Wie viel Blut ist zu viel Periode?
Zu viel Blut? Übermäßige Monatsblutungen verstehen und handeln
Die Menstruation ist ein natürlicher Prozess, doch die Intensität kann stark variieren. Während leichte, unauffällige Blutungen normal sind, stellt sich für viele Frauen die Frage: Wann ist eine Monatsblutung zu stark? Eine übermäßige Monatsblutung, medizinisch auch als Hypermenorrhoe bezeichnet, liegt vor, wenn regelmäßig mehr als 80 Milliliter Blut während der Periode verloren gehen. Diese Grenze ist allerdings nur ein Richtwert, da die individuelle Einschätzung der Blutungsmenge schwierig ist.
Wie erkenne ich eine übermäßige Blutung?
Eine rein quantitative Bestimmung der Blutmenge ist im Alltag kaum möglich. Viel wichtiger sind die qualitativen Anzeichen, die auf eine Hypermenorrhoe hinweisen:
- Starke Blutungen: Die Blutung ist so stark, dass Wechseln von Binden oder Tampons in kürzeren Abständen als alle ein bis zwei Stunden notwendig ist. Der Schutz ist permanent durchtränkt.
- Große Blutgerinnsel: Die Blutung enthält sichtbare, größere Gerinnsel (größer als ein Zwei-Euro-Stück).
- Durchnässende Kleidung: Die Blutung führt zu einem Durchnässen der Kleidung.
- Anemiesymptome: Eine starke Blutung kann zu Eisenmangel führen, der sich durch Müdigkeit, Schwäche, Blässe, Schwindel und Kurzatmigkeit äußert.

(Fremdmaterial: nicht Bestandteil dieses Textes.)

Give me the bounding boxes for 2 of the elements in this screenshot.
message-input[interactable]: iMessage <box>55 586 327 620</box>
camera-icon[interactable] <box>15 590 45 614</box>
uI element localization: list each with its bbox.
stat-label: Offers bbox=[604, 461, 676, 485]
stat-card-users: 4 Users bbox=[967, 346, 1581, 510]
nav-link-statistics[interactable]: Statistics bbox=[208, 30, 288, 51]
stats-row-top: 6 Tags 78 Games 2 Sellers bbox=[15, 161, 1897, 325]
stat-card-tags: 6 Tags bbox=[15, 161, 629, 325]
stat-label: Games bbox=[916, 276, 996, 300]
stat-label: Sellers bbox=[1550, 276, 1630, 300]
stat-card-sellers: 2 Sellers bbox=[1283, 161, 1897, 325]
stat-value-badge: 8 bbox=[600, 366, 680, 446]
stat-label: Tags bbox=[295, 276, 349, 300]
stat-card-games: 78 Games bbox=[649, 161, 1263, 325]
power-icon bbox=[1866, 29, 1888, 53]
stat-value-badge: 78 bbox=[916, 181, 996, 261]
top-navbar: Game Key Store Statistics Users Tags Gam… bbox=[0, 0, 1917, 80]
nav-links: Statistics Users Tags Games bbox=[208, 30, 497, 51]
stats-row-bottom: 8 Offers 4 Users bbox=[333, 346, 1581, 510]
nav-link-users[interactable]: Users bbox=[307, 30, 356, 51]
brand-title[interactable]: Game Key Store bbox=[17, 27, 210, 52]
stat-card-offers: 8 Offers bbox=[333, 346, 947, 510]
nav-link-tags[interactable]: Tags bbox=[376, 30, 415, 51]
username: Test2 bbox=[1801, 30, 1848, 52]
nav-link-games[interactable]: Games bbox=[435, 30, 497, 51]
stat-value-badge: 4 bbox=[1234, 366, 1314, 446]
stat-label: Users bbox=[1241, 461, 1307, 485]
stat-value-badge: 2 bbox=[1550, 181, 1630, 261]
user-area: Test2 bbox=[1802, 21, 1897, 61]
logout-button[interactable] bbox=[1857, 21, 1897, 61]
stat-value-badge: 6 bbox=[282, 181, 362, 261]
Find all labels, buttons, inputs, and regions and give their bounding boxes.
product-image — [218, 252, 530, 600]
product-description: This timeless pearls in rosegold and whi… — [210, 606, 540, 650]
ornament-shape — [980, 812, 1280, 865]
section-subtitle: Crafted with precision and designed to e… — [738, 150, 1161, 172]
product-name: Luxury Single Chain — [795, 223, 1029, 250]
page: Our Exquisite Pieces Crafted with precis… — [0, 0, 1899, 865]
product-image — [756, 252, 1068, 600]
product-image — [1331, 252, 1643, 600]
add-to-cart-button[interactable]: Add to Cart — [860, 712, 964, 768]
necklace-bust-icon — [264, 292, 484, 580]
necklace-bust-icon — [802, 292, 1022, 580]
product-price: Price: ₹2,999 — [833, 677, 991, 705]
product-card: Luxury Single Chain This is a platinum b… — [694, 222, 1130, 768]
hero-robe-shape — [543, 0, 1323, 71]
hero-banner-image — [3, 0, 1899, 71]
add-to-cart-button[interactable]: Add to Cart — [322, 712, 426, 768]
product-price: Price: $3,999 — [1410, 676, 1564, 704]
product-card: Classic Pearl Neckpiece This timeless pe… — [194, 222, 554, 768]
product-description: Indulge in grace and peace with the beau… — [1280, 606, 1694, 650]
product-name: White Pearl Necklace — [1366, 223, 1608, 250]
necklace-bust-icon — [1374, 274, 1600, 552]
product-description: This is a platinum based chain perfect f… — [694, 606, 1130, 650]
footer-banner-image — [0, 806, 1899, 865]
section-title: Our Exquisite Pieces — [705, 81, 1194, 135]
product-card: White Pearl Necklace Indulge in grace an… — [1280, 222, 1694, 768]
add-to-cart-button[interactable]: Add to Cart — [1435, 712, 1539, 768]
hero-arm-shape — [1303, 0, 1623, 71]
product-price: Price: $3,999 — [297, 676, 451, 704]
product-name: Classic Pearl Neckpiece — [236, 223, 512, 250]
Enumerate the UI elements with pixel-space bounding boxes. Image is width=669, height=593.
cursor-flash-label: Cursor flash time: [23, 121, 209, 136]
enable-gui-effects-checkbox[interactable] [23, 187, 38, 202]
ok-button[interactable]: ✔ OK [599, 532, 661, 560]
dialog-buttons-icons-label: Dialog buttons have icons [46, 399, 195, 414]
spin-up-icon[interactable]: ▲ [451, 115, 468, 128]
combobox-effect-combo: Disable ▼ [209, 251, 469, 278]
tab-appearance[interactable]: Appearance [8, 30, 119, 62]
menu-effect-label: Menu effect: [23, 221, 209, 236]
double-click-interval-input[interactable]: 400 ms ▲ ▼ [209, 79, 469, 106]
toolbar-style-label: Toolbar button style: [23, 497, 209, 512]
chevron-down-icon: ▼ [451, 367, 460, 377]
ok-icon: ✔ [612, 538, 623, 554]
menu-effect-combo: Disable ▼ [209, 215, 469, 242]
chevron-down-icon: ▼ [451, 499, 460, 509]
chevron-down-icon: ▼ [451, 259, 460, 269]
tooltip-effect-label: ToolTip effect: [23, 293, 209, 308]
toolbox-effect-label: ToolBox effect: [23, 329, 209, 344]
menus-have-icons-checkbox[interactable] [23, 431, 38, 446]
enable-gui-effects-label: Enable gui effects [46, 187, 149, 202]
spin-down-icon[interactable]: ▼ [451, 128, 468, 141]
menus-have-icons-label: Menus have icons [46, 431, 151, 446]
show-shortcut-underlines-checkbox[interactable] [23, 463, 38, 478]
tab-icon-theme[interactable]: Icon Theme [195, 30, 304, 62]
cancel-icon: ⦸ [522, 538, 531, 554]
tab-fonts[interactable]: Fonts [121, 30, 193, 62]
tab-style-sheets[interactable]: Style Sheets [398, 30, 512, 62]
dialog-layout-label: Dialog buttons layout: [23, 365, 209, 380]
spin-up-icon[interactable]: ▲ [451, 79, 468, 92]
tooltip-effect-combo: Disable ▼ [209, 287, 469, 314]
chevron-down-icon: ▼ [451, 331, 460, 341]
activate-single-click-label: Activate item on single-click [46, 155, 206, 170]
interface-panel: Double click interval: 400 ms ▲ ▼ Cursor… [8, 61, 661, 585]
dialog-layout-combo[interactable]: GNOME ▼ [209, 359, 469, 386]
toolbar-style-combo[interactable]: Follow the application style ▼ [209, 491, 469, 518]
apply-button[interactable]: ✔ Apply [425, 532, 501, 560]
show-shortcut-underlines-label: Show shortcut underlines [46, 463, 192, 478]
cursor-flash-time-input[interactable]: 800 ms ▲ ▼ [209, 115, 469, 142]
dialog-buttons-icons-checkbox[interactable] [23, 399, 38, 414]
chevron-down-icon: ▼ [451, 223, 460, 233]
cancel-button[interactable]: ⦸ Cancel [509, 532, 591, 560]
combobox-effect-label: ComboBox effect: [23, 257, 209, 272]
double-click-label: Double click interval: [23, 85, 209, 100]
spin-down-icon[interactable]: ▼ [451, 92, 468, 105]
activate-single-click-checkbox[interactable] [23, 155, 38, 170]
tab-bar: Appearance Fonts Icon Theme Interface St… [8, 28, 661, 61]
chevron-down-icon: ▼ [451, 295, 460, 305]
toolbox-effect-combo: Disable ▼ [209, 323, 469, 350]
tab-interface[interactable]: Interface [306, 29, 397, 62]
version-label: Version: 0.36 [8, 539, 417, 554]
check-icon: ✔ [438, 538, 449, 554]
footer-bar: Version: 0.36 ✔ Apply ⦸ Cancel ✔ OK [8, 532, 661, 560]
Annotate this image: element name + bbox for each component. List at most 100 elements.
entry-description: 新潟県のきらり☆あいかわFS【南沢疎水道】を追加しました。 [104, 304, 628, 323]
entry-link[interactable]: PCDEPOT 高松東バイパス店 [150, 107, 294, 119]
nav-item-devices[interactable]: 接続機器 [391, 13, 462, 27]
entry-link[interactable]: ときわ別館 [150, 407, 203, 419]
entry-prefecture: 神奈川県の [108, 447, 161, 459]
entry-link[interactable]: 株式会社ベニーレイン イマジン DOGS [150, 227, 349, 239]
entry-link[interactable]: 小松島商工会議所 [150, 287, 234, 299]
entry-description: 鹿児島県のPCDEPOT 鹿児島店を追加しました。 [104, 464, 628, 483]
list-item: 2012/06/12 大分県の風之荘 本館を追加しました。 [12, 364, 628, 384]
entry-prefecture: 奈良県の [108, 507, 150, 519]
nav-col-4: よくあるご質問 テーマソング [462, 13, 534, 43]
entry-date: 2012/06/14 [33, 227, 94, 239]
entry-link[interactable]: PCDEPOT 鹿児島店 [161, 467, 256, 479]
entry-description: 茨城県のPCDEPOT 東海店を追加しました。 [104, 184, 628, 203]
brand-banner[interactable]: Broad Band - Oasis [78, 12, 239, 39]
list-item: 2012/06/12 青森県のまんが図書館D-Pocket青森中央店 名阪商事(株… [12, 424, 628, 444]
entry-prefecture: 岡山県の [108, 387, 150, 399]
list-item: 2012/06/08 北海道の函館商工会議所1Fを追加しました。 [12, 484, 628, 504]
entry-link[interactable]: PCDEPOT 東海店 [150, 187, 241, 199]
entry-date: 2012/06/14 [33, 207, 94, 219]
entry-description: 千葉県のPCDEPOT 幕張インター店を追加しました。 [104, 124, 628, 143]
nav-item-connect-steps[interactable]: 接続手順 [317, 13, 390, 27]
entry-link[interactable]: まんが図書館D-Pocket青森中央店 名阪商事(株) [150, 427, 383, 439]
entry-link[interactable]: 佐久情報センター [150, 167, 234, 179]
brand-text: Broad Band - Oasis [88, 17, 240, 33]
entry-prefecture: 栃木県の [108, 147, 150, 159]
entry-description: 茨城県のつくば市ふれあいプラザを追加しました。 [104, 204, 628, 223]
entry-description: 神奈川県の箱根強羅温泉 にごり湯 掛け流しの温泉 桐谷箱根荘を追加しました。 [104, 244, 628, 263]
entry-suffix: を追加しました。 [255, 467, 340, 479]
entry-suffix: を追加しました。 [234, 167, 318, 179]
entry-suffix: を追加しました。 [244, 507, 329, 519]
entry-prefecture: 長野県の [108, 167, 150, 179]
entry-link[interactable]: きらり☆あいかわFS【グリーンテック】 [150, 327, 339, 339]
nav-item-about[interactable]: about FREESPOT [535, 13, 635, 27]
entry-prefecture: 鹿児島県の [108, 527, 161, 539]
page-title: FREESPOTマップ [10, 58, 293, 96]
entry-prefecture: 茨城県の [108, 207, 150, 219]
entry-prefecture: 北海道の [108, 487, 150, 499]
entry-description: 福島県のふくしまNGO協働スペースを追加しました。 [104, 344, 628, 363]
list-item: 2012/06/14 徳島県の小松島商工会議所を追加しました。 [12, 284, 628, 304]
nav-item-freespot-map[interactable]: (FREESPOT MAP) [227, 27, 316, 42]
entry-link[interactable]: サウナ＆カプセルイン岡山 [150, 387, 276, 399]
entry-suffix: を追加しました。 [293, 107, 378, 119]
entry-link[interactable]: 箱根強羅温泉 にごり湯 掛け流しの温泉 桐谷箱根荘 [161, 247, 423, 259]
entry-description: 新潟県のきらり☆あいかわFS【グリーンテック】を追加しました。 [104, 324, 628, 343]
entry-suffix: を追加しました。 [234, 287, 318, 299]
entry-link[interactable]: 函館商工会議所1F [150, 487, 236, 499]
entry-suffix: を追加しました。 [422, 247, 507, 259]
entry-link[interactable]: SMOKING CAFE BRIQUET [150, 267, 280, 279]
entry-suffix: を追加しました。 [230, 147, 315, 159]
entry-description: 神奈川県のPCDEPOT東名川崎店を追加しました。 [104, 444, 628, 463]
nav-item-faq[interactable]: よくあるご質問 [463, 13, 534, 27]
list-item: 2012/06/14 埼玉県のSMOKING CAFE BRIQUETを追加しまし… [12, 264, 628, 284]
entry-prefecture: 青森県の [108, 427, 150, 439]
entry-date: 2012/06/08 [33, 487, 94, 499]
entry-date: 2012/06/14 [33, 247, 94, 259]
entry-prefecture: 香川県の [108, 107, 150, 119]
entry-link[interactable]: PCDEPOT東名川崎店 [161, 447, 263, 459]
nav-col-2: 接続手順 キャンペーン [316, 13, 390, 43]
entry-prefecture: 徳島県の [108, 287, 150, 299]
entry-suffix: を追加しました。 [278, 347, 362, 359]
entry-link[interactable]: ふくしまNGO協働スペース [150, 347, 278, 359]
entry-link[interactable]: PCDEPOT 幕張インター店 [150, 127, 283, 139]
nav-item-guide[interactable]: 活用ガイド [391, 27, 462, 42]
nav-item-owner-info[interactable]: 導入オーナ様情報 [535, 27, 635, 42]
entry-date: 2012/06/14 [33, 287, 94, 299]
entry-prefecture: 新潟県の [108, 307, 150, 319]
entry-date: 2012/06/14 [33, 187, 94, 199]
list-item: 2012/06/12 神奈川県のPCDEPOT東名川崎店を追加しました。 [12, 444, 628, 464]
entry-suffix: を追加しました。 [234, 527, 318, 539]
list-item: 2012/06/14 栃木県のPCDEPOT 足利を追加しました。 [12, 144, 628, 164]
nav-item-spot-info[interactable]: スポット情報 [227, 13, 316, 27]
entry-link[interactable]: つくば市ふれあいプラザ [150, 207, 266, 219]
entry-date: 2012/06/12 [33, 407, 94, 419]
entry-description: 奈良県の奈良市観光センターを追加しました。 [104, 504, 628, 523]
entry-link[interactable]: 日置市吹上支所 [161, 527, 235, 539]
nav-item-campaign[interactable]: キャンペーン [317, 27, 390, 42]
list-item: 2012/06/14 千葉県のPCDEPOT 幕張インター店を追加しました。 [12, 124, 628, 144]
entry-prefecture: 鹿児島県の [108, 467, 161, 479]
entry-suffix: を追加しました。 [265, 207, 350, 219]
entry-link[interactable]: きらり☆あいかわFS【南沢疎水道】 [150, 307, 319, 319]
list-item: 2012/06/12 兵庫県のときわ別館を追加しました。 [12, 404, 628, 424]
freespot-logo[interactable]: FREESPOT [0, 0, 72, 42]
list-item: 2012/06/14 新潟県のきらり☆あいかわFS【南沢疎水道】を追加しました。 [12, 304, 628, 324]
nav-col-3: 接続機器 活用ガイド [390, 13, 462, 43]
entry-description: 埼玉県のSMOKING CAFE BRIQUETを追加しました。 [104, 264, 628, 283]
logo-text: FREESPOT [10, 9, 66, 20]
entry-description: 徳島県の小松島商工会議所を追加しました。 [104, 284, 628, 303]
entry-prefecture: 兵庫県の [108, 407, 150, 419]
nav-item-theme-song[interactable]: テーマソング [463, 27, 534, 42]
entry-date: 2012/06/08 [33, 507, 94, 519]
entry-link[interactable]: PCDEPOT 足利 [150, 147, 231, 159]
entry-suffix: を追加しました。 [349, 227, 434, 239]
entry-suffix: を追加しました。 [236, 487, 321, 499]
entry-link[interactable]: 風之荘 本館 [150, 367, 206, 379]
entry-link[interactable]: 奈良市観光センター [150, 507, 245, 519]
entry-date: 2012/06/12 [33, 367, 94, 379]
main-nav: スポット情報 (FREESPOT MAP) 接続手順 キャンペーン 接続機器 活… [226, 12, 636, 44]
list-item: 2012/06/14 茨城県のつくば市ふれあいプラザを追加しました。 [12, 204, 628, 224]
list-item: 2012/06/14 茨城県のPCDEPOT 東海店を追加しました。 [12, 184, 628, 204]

- Schmerzen: Starke Unterleibsschmerzen (Dysmenorrhoe) können ein Begleitsymptom sein, sind aber nicht zwingend vorhanden.
- Verlängerte Periode: Eine Periode, die länger als sieben Tage dauert, kann ebenfalls auf eine übermäßige Blutung hindeuten.
Ursachen für übermäßige Monatsblutungen:
Die Ursachen für eine Hypermenorrhoe sind vielfältig und können von harmlosen bis hin zu ernsthaften Erkrankungen reichen. Dazu gehören:
- Hormonelle Ungleichgewichte: Störungen im Hormonhaushalt, beispielsweise durch Polyzystisches Ovarsyndrom (PCO-Syndrom) oder Schilddrüsenprobleme.
- Myome (Fibrome): Gutartige Muskelknoten in der Gebärmutter.
- Polypen: Gutartige Wucherungen in der Gebärmutterschleimhaut.
- Endometriose: Eine Erkrankung, bei der sich Gebärmutterschleimhaut außerhalb der Gebärmutter ansiedelt.
- Intrauterinpessar (Spirale): In seltenen Fällen kann eine Spirale zu stärkeren Blutungen führen.
- Gerinnungsstörungen: Seltener können Blutgerinnungsstörungen die Ursache sein.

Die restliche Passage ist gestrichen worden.